The names of the American venues in question—the African Art Museum at the Smithsonian and the Museu Afro Brasil—tell you something about Andrianomearisoa and the themes that run through his oeuvre. Violence, isolation, domination, submission, human cruelty, and longing—they’re themes that are all too familiar for generations of Africans, both past and present. And while Andrianomearisoa himself is now based in Paris, it’s no surprise that institutions in the U.S. and Brazil, countries with particularly painful histories of slavery, would engage with his evocative work.
The artist employs a wide variety of materials to explore the darker sides of humanity—which can be seen at Art15 this week. De Profundis (all works 2015), a reference to Oscar Wilde’s eponymous prison letter of 1897 and the titular work of Sabrina Amrani’s exhibition in Madrid earlier this year, is made from pieces of varnished silk paper on canvas.

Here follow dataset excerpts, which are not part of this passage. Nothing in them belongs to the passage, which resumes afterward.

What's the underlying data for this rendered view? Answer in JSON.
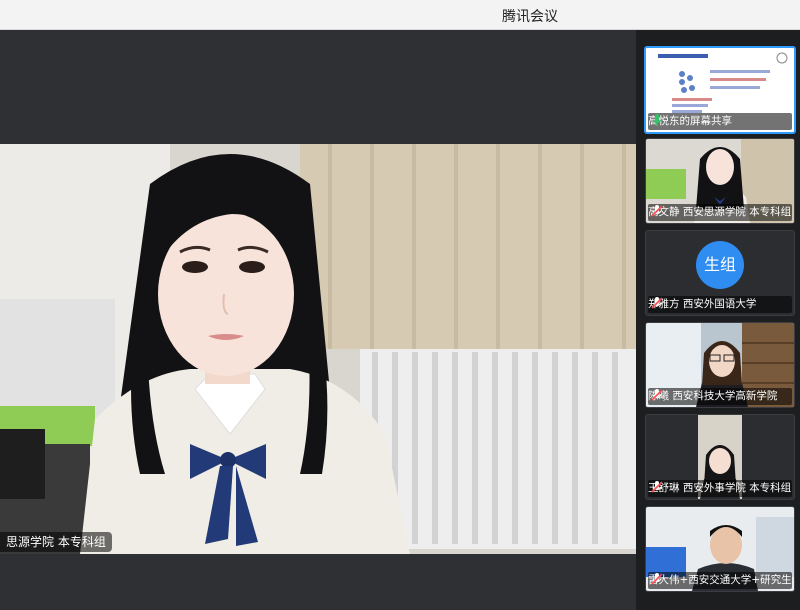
{
  "window": {
    "title": "腾讯会议"
  },
  "main_video": {
    "name_label": "思源学院 本专科组"
  },
  "participants": [
    {
      "label": "高悦东的屏幕共享",
      "type": "screen-share",
      "mic_state": "on"
    },
    {
      "label": "高文静 西安思源学院 本专科组",
      "type": "video",
      "mic_state": "muted"
    },
    {
      "label": "郑雅方 西安外国语大学",
      "type": "avatar",
      "avatar_text": "生组",
      "mic_state": "muted"
    },
    {
      "label": "陈曦 西安科技大学高新学院",
      "type": "video",
      "mic_state": "muted"
    },
    {
      "label": "王舒琳 西安外事学院 本专科组",
      "type": "video",
      "mic_state": "muted"
    },
    {
      "label": "雷大伟+西安交通大学+研究生组",
      "type": "video",
      "mic_state": "muted"
    }
  ],
  "colors": {
    "accent": "#2e9bff",
    "avatar_bg": "#2f8cf0",
    "mic_on": "#35c26b",
    "mic_muted": "#ffffff"
  }
}
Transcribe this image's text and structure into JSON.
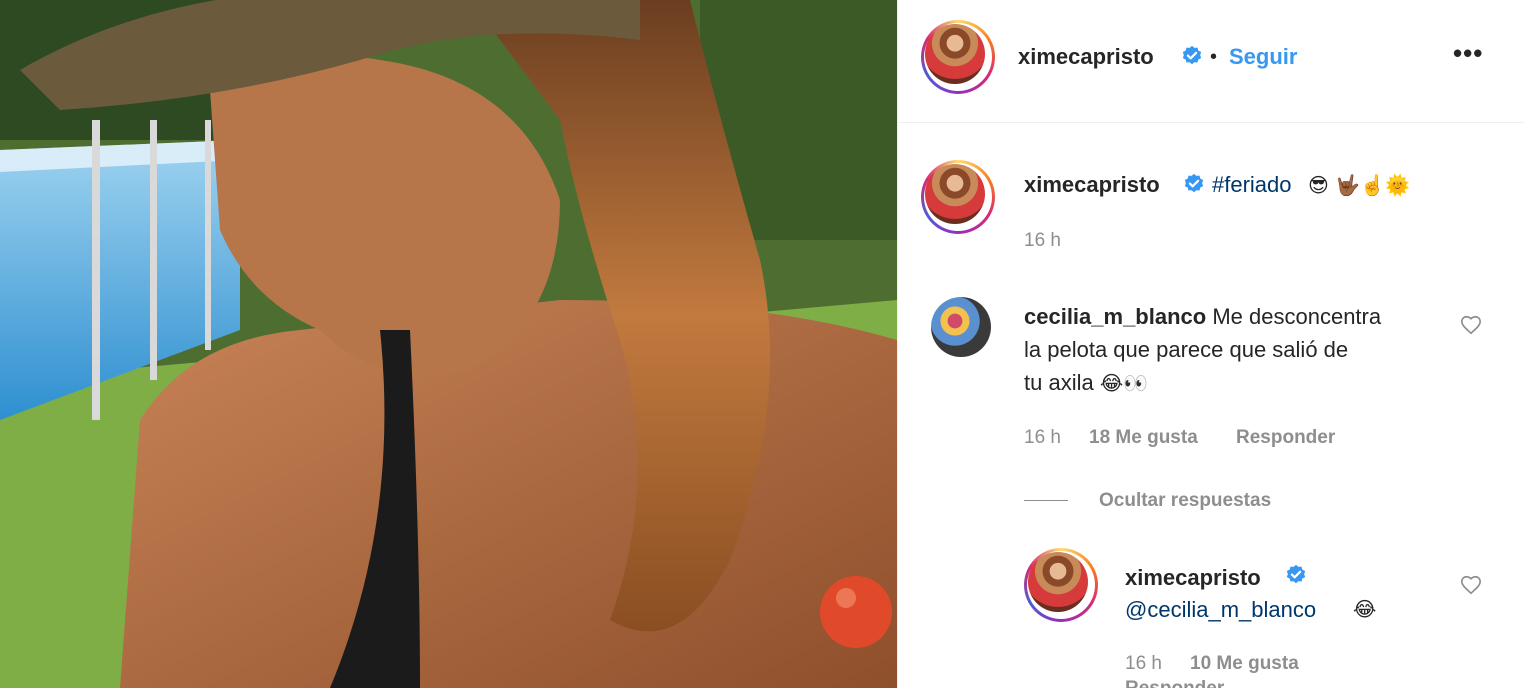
{
  "post": {
    "author": "ximecapristo",
    "separator": "•",
    "follow_label": "Seguir",
    "more_label": "•••"
  },
  "caption": {
    "author": "ximecapristo",
    "hashtag": "#feriado",
    "emojis": "😎 🤟🏾☝️🌞",
    "time": "16 h"
  },
  "comments": [
    {
      "author": "cecilia_m_blanco",
      "text_line1": "Me desconcentra",
      "text_line2": "la pelota que parece que salió de",
      "text_line3": "tu axila",
      "emojis": "😂👀",
      "time": "16 h",
      "likes": "18 Me gusta",
      "reply_label": "Responder",
      "hide_replies_label": "Ocultar respuestas"
    }
  ],
  "reply": {
    "author": "ximecapristo",
    "mention": "@cecilia_m_blanco",
    "emojis": "😂",
    "time": "16 h",
    "likes": "10 Me gusta",
    "reply_label": "Responder"
  },
  "colors": {
    "link": "#3897f0",
    "hashtag": "#00376b",
    "muted": "#8e8e8e",
    "verified": "#3897f0"
  },
  "icons": {
    "verified": "verified-badge-icon",
    "heart": "heart-outline-icon",
    "more": "more-horizontal-icon"
  }
}
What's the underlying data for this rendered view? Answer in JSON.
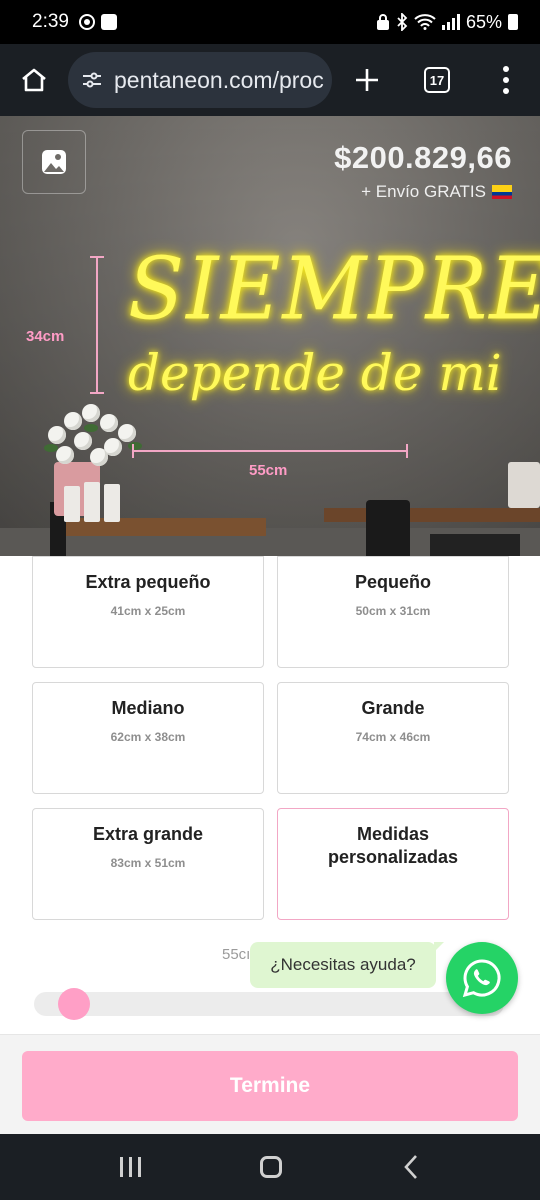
{
  "status_bar": {
    "time": "2:39",
    "battery": "65%"
  },
  "browser": {
    "url": "pentaneon.com/proc",
    "tab_count": "17"
  },
  "hero": {
    "price": "$200.829,66",
    "shipping": "+ Envío GRATIS",
    "neon_line1": "SIEMPRE",
    "neon_line2": "depende de mi",
    "height_label": "34cm",
    "width_label": "55cm"
  },
  "sizes": [
    {
      "name": "Extra pequeño",
      "dims": "41cm x 25cm"
    },
    {
      "name": "Pequeño",
      "dims": "50cm x 31cm"
    },
    {
      "name": "Mediano",
      "dims": "62cm x 38cm"
    },
    {
      "name": "Grande",
      "dims": "74cm x 46cm"
    },
    {
      "name": "Extra grande",
      "dims": "83cm x 51cm"
    },
    {
      "name": "Medidas personalizadas",
      "dims": ""
    }
  ],
  "slider": {
    "label": "55cı",
    "value_fraction": 0.08
  },
  "help": {
    "text": "¿Necesitas ayuda?"
  },
  "cta": {
    "label": "Termine"
  },
  "colors": {
    "accent_pink": "#ffabca",
    "neon_yellow": "#fff95a",
    "whatsapp_green": "#25d366"
  }
}
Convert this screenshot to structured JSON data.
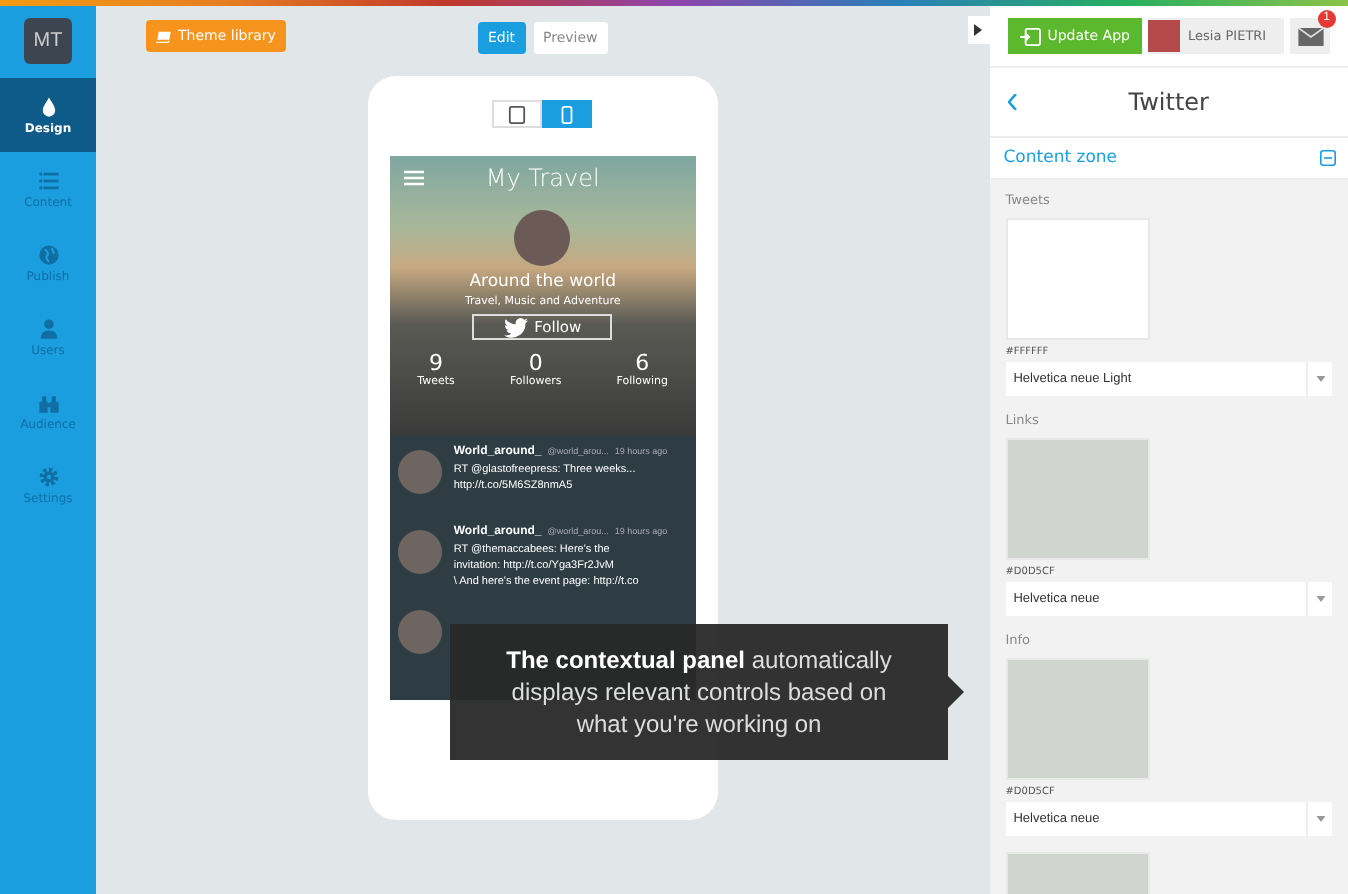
{
  "logo": "MT",
  "sidebar": {
    "items": [
      {
        "label": "Design",
        "selected": true
      },
      {
        "label": "Content",
        "selected": false
      },
      {
        "label": "Publish",
        "selected": false
      },
      {
        "label": "Users",
        "selected": false
      },
      {
        "label": "Audience",
        "selected": false
      },
      {
        "label": "Settings",
        "selected": false
      }
    ]
  },
  "toolbar": {
    "theme_button": "Theme library",
    "modes": [
      {
        "label": "Edit",
        "selected": true
      },
      {
        "label": "Preview",
        "selected": false
      }
    ]
  },
  "devices": [
    {
      "kind": "tablet",
      "selected": false
    },
    {
      "kind": "phone",
      "selected": true
    }
  ],
  "app": {
    "title": "My Travel",
    "profile_name": "Around the world",
    "profile_bio": "Travel, Music and Adventure",
    "follow": "Follow",
    "stats": [
      {
        "value": "9",
        "label": "Tweets"
      },
      {
        "value": "0",
        "label": "Followers"
      },
      {
        "value": "6",
        "label": "Following"
      }
    ],
    "tweets": [
      {
        "kind": "full",
        "user": "World_around_",
        "handle": "@world_arou...",
        "time": "19 hours ago",
        "lines": [
          "RT @glastofreepress: Three weeks...",
          "http://t.co/5M6SZ8nmA5"
        ]
      },
      {
        "kind": "full",
        "user": "World_around_",
        "handle": "@world_arou...",
        "time": "19 hours ago",
        "lines": [
          "RT @themaccabees: Here's the",
          "invitation: http://t.co/Yga3Fr2JvM",
          "\\ And here's the event page: http://t.co"
        ]
      },
      {
        "kind": "covered"
      }
    ]
  },
  "tooltip": "**The contextual panel** automatically displays relevant controls based on what you're working on",
  "header": {
    "update_button": "Update App",
    "user_name": "Lesia PIETRI",
    "mail_badge": "1"
  },
  "panel": {
    "title": "Twitter",
    "section": "Content zone",
    "expanded": true,
    "fields": [
      {
        "label": "Tweets",
        "color": "#ffffff",
        "hex": "#FFFFFF",
        "font": "Helvetica neue Light"
      },
      {
        "label": "Links",
        "color": "#d0d5cf",
        "hex": "#D0D5CF",
        "font": "Helvetica neue"
      },
      {
        "label": "Info",
        "color": "#d0d5cf",
        "hex": "#D0D5CF",
        "font": "Helvetica neue"
      },
      {
        "color": "#d0d5cf"
      }
    ]
  }
}
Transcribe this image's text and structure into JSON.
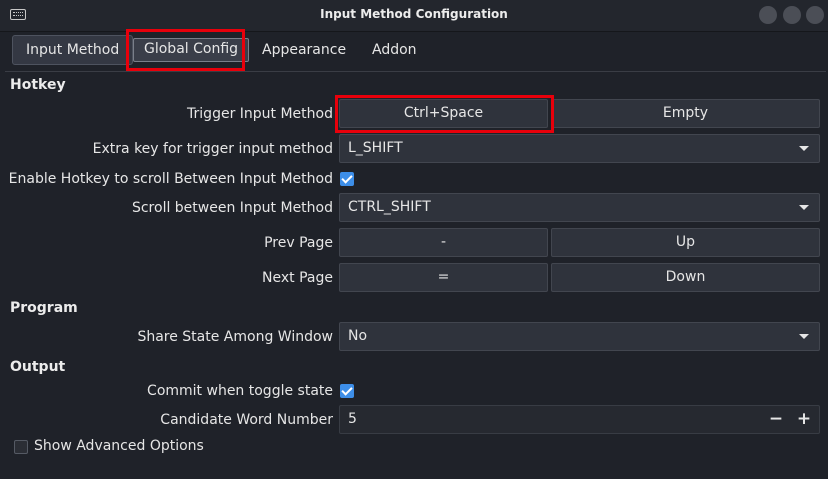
{
  "window": {
    "title": "Input Method Configuration"
  },
  "tabs": [
    {
      "label": "Input Method"
    },
    {
      "label": "Global Config"
    },
    {
      "label": "Appearance"
    },
    {
      "label": "Addon"
    }
  ],
  "hotkey": {
    "section_title": "Hotkey",
    "trigger_label": "Trigger Input Method",
    "trigger_key1": "Ctrl+Space",
    "trigger_key2": "Empty",
    "extra_key_label": "Extra key for trigger input method",
    "extra_key_value": "L_SHIFT",
    "enable_scroll_label": "Enable Hotkey to scroll Between Input Method",
    "enable_scroll_checked": true,
    "scroll_label": "Scroll between Input Method",
    "scroll_value": "CTRL_SHIFT",
    "prev_page_label": "Prev Page",
    "prev_page_key1": "-",
    "prev_page_key2": "Up",
    "next_page_label": "Next Page",
    "next_page_key1": "=",
    "next_page_key2": "Down"
  },
  "program": {
    "section_title": "Program",
    "share_state_label": "Share State Among Window",
    "share_state_value": "No"
  },
  "output": {
    "section_title": "Output",
    "commit_toggle_label": "Commit when toggle state",
    "commit_toggle_checked": true,
    "candidate_label": "Candidate Word Number",
    "candidate_value": "5",
    "minus": "−",
    "plus": "+"
  },
  "advanced": {
    "label": "Show Advanced Options",
    "checked": false
  },
  "colors": {
    "background": "#1f2229",
    "accent": "#3d8ee8",
    "highlight": "#e8000b"
  }
}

Works from Andrianomearisoa’s “Last Illusions” series and standalone works like Two loves are combinations of textiles, wood, and metal. And then there’s Tears, a collection of elegant glass water bottles that’s deceptively simple, and surprisingly moving.
Understood within its original context, Tears is even more intriguing. At the gallery’s larger Andrianomearisoa exhibit during February and March, the work was included in “Sorrows and Tears,” the second of six phases in the artist’s central installation, La première aube de l'adolescence avec son délicat épanouissement, sa claire et pure lumière, sa joie pleine d'innocence et d'attente (The first dawn of adolescence with its delicate bloom, its clear and pure light, its joy full of innocence and expectation.)
These six steps—Light, Sorrows and Tears, Memories of an Affection, Last Illusions, Complex Horizons of Love, Labyrinth of Passion—resemble the classic stages of grief. And whether you take them together or view pieces individually, as many viewers will do at Art15, the range and depth of emotion in Andrianomearisoa’s works is nearly palpable.